Available from: Pacific Forestry Centre
Catalog ID: 33438
Conifer regeneration on clearcut montane sites is frequently affected by post-planting growth stagnation. The ability to predict such stagnation would be a valuable asset to forest managers. In this study, we tested the usefulness of above-ground biomass and photosynthetic efficiency (as estimated by foliar nitrogen concentration) in diagnosing growth limitations in western hemlock (Tsuga heterophylla) and amabilis fir (Abies amabilis).
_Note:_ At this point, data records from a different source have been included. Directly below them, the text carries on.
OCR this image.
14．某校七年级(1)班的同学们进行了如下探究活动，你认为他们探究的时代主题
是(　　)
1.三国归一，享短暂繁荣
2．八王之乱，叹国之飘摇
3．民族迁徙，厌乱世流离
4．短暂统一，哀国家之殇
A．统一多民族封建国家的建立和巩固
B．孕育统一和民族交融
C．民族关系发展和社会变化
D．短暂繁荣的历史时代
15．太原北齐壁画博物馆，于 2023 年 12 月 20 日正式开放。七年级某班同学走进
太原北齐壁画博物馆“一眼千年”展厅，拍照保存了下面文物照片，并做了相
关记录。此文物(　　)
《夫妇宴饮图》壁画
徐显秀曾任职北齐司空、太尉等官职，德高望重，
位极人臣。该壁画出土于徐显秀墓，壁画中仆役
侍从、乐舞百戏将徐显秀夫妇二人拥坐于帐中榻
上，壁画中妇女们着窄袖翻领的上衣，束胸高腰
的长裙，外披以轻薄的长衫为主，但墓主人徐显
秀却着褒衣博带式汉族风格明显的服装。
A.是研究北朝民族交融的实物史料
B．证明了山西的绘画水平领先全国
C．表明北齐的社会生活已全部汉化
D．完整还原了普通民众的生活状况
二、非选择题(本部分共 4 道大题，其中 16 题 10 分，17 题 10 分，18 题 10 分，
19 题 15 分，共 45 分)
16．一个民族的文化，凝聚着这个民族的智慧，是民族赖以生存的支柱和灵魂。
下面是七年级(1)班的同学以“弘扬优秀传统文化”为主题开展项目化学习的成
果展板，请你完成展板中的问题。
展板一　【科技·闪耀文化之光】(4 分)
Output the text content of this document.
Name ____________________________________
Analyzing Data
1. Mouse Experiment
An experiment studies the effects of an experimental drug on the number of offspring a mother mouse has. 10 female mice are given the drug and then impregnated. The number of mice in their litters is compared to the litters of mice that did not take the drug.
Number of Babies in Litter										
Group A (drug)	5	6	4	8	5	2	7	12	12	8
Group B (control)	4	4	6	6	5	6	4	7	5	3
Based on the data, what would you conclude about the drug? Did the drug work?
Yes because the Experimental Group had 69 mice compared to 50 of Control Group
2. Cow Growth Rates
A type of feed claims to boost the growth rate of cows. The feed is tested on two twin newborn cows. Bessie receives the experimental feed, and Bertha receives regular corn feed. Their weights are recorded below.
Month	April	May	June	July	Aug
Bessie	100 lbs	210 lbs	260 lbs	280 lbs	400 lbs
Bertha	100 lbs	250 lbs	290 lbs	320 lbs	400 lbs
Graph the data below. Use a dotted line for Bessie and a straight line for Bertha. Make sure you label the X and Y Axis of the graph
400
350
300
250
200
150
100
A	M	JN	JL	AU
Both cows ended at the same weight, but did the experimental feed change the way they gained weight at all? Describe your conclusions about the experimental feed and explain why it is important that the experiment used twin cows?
Seedlings were grown under different silvicultural systems (clearcut, patch cut, green tree retention and shelterwood) and post-planting treatments (fertilization, vegetation removal) at the Montane Alternative Silvicultural Systems (MASS) site on Vancouver Island, BC. Foliar nitrogen was found to be a poor predictor of height and stem volume growth. However, above-ground biomass predicted current height and stem volume (year 3 after planting), as well as future stem volume (year 7 after planting), in both species. Above-ground biomass therefore represents a useful measure of likely future growth performance, and may provide early warning of incipient growth stagnation in these species.